BY MOLLY LEHMAN
The first album the Gingerdead Men have recorded as a five-piece, “The Forest and the Trees” was released at the end of 2011 out of Cleveland’s Bad Back Studio. This sludgy-sounding record demands — much like the band itself — to be heard, and to be heard loudly. (“Massive amplification is ALWAYS the answer,” the group brags.) Brawny bass from Jason Luchka and the mature vocals of Shaun Yanovich cut through the noise, while the guitars that brought the band together 12 years ago in a Cuyahoga Falls basement hold up their end, played by Keith Luchka and Kyle Childers. Eleven songs round out this labor of love, which took more than six months to put together.

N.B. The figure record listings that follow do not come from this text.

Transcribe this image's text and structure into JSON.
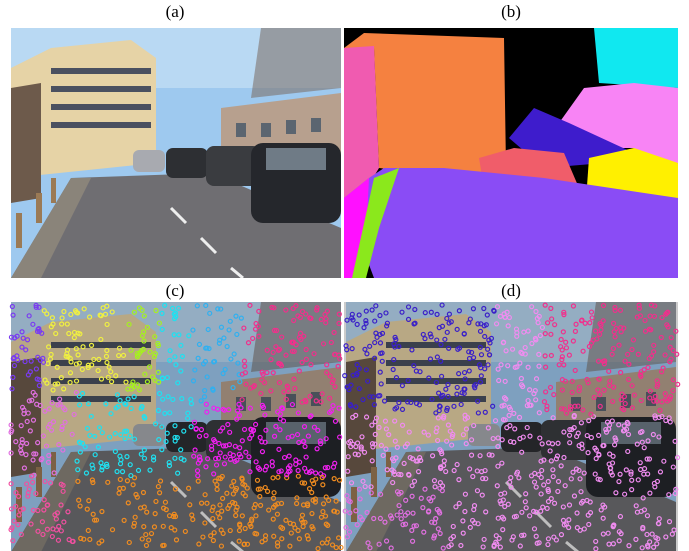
{
  "panels": [
    {
      "label": "(a)"
    },
    {
      "label": "(b)"
    },
    {
      "label": "(c)"
    },
    {
      "label": "(d)"
    }
  ]
}
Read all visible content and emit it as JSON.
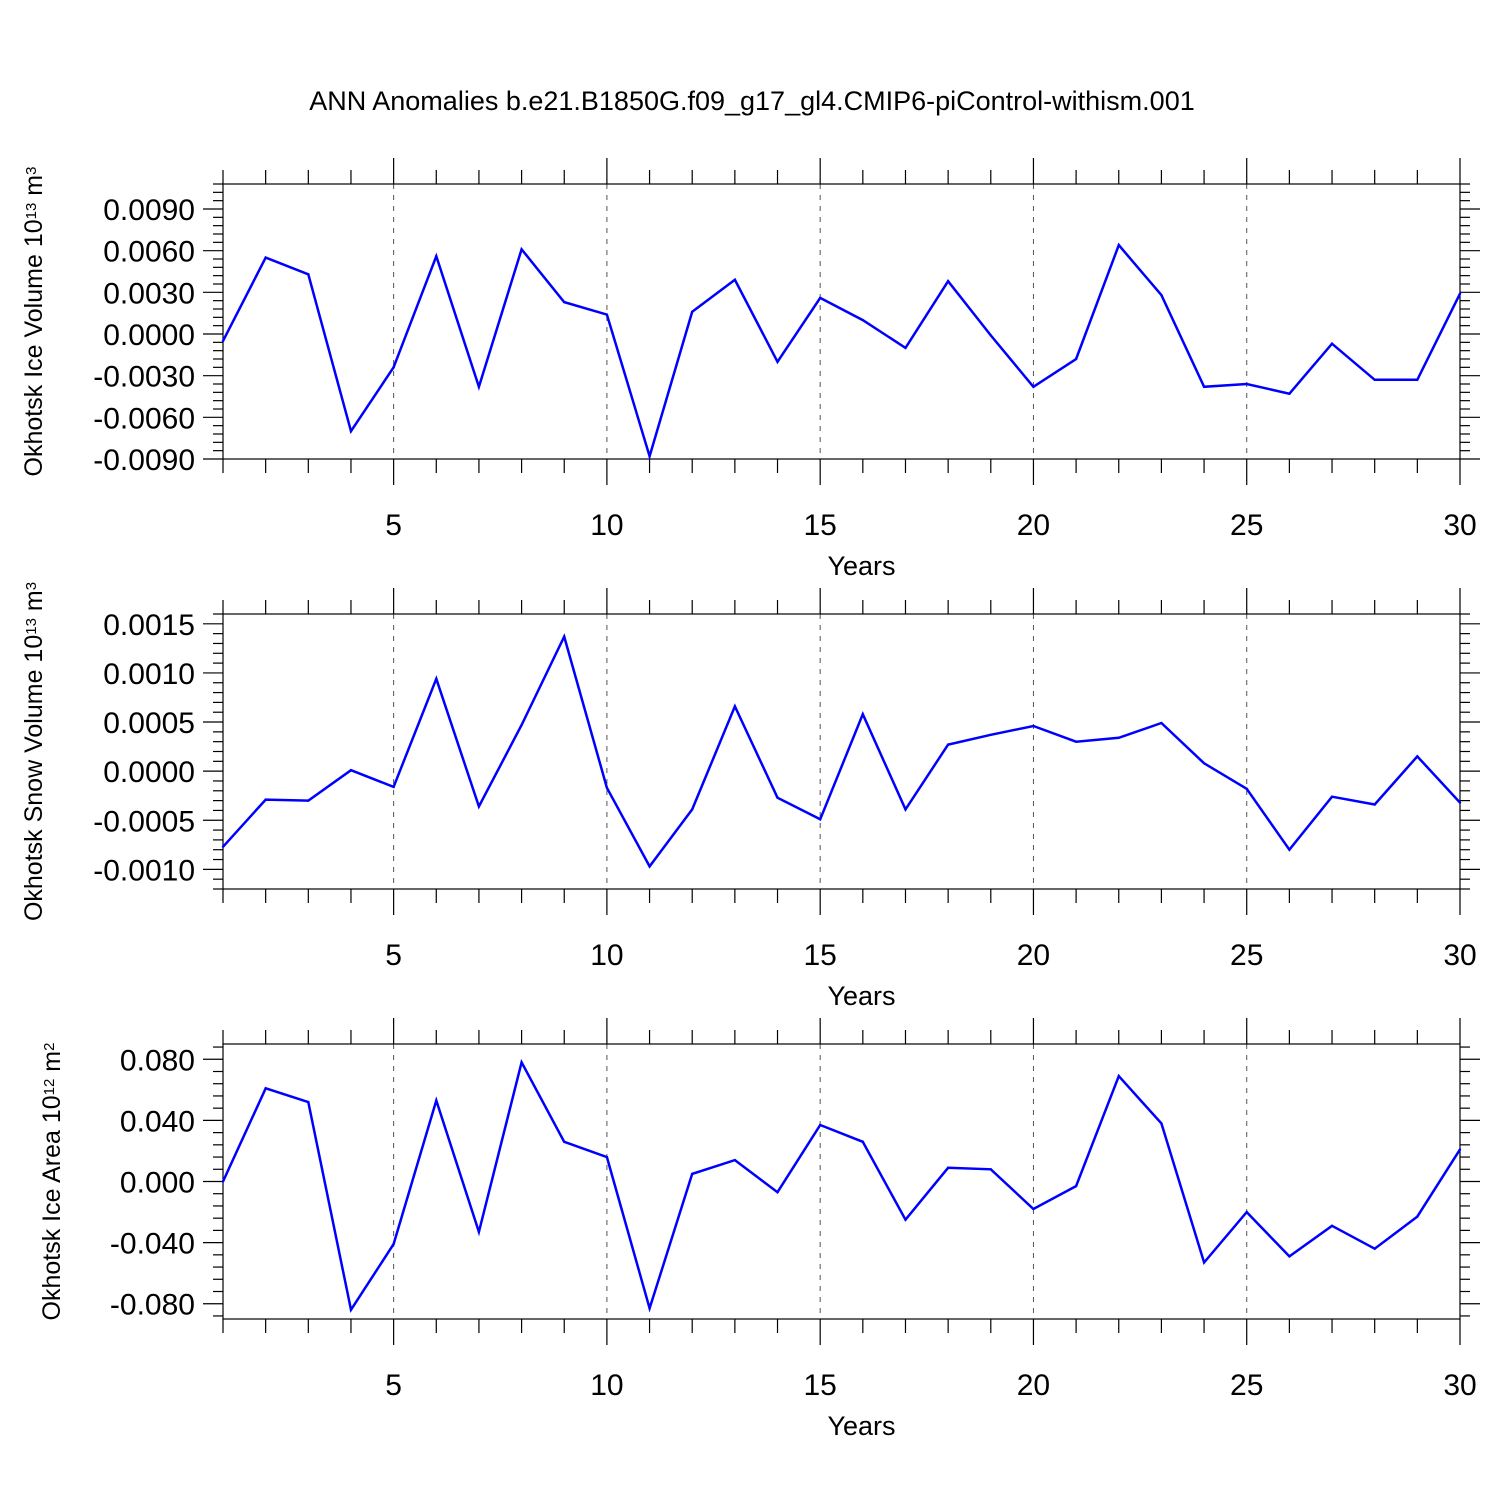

Though it can’t be ignored, the adrenaline-pumping numbers are great as a road-trip soundtrack: thrumming, insistent and, well, driving. Expect to use your steering wheel as a drumset during the percussive anthem “The Great Northwest Tragedy” — drummer Jason Craig is in his glory here — and the vocals’ intensity breaks out into a scream or two, too. In a few places the sludge is punctuated by the Luchkas and Childers joining Yanovich in singing, almost Weezer-like in their unison. One listen and you’ll know why the Gingerdead Men can brag that they’ve never had a show that hasn’t resulted in a drunken mosh pit.
Things get especially heady and heavy with the final tune, a metal-influenced stoner-rock number titled “Vampire Lincoln.” Again much like the band itself, the gritty, pounding sound is juxtaposed with a snarky sense of humor, with lyrics espousing the majesty of an undead dead president. Vampire Lincoln is “shaping our fate with his mighty fangs” — and the Gingerdead Men, for their part, are busily shaping their own with a mighty set of pipes and axes.
You can pick the album up for $5 on their website, thegingerdeadmen.bandcamp.com.